Correlation Between Stargate Finance and SUN
Can any of the company-specific risk be diversified away by investing in both Stargate Finance and SUN at the same time? Although using a correlation coefficient on its own may not help to predict future stock returns, this module helps to understand the diversifiable risk of combining Stargate Finance and SUN into the same portfolio, which is an essential part of the fundamental portfolio management process.
By analyzing existing cross correlation between Stargate Finance and SUN, you can compare the effects of market volatilities on Stargate Finance and SUN and check how they will diversify away market risk if combined in the same portfolio for a given time horizon. You can also utilize pair trading strategies of matching a long position in Stargate Finance with a short position of SUN. Check out your portfolio center. Please also check ongoing floating volatility patterns of Stargate Finance and SUN.
Diversification Opportunities for Stargate Finance and SUN
0.15 | Correlation Coefficient |
Average diversification
The 3 months correlation between Stargate and SUN is 0.15. Overlapping area represents the amount of risk that can be diversified away by holding Stargate Finance and SUN in the same portfolio, assuming nothing else is changed. The correlation between historical prices or returns on SUN and Stargate Finance is a relative statistical measure of the degree to which these equity instruments tend to move together.
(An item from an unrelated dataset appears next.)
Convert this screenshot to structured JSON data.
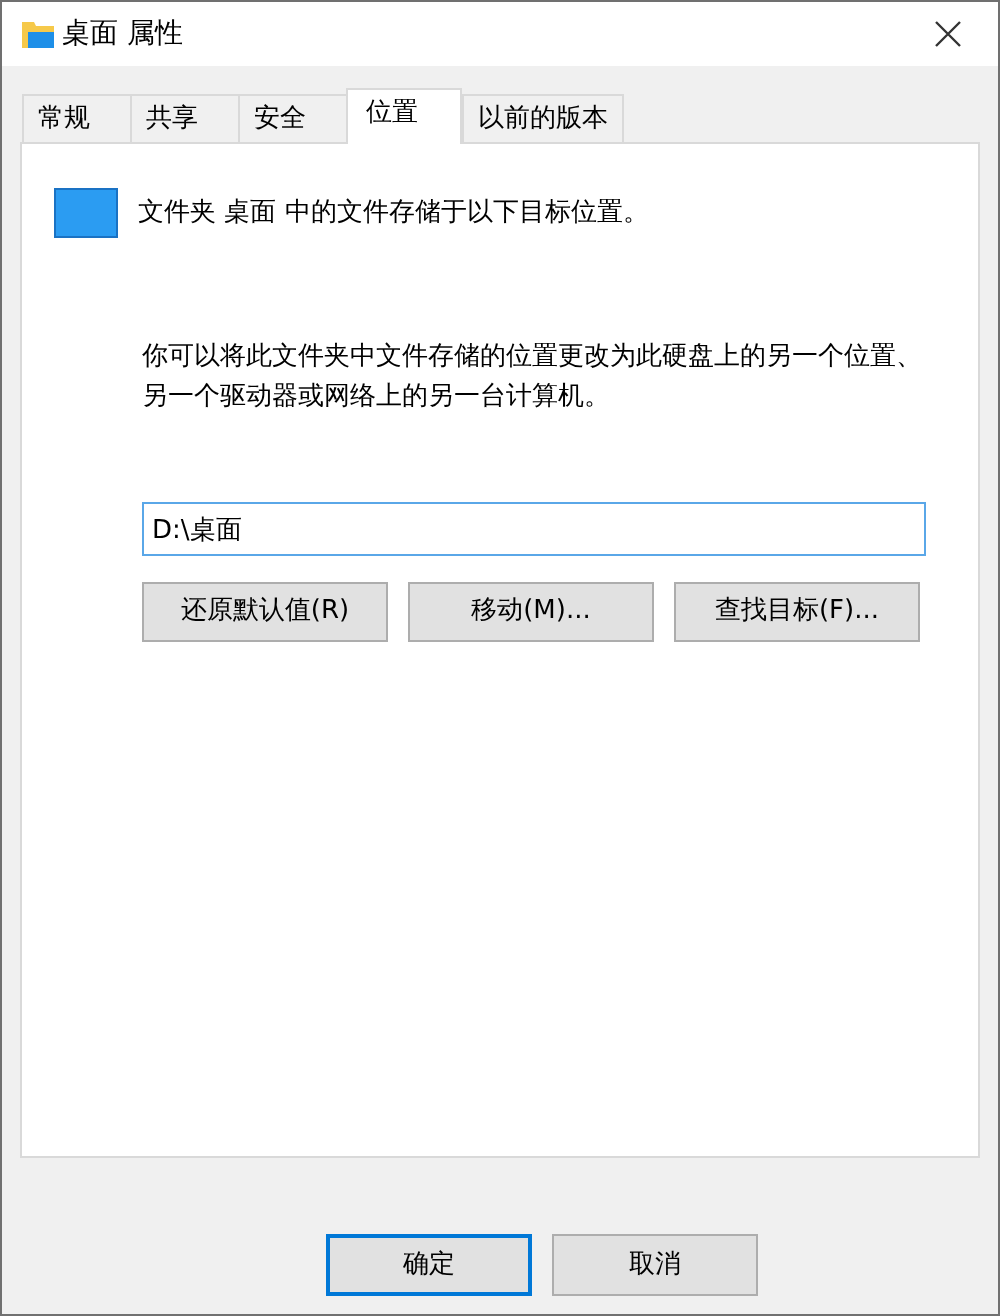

The correlation coefficient measures the extent to which returns on Stargate Finance are associated (or correlated) with SUN. Values of the correlation coefficient range from -1 to +1, where. The correlation of zero (0) is possible when the price movement of SUN has no effect on the direction of Stargate Finance i.e., Stargate Finance and SUN go up and down completely randomly.
Pair Corralation between Stargate Finance and SUN
Assuming the 90 days trading horizon Stargate Finance is expected to generate 1.03 times more return on investment than SUN. However, Stargate Finance is 1.03 times more volatile than SUN. It trades about 0.13 of its potential returns per unit of risk. SUN is currently generating about -0.04 per unit of risk. If you would invest 28.00 in Stargate Finance on September 1, 2024 and sell it today you would earn a total of 13.00 from holding Stargate Finance or generate 46.43% return on investment over 90 days.
Time Period | 3 Months [change] |
Direction | Moves Together |
Strength | Insignificant |
Accuracy | 100.0% |
Values | Daily Returns |
Stargate Finance vs. SUN
Performance |
Timeline |
Stargate Finance |
SUN |
Stargate Finance and SUN Volatility Contrast
Predicted Return Density |
Returns |
Pair Trading with Stargate Finance and SUN
The main advantage of trading using opposite Stargate Finance and SUN positions is that it hedges away some unsystematic risk. Because of two separate transactions, even if Stargate Finance position performs unexpectedly, SUN can make up some of the losses. Pair trading also minimizes risk from directional movements in the market. For example, if an entire industry or sector drops because of unexpected headlines, the short position in SUN will offset losses from the drop in SUN's long position.Stargate Finance vs. XRP | Stargate Finance vs. Solana | Stargate Finance vs. Staked Ether | Stargate Finance vs. Sui |
Check out your portfolio center.Note that this page's information should be used as a complementary analysis to find the right mix of equity instruments to add to your existing portfolios or create a brand new portfolio. You can also try the Piotroski F Score module to get Piotroski F Score based on the binary analysis strategy of nine different fundamentals.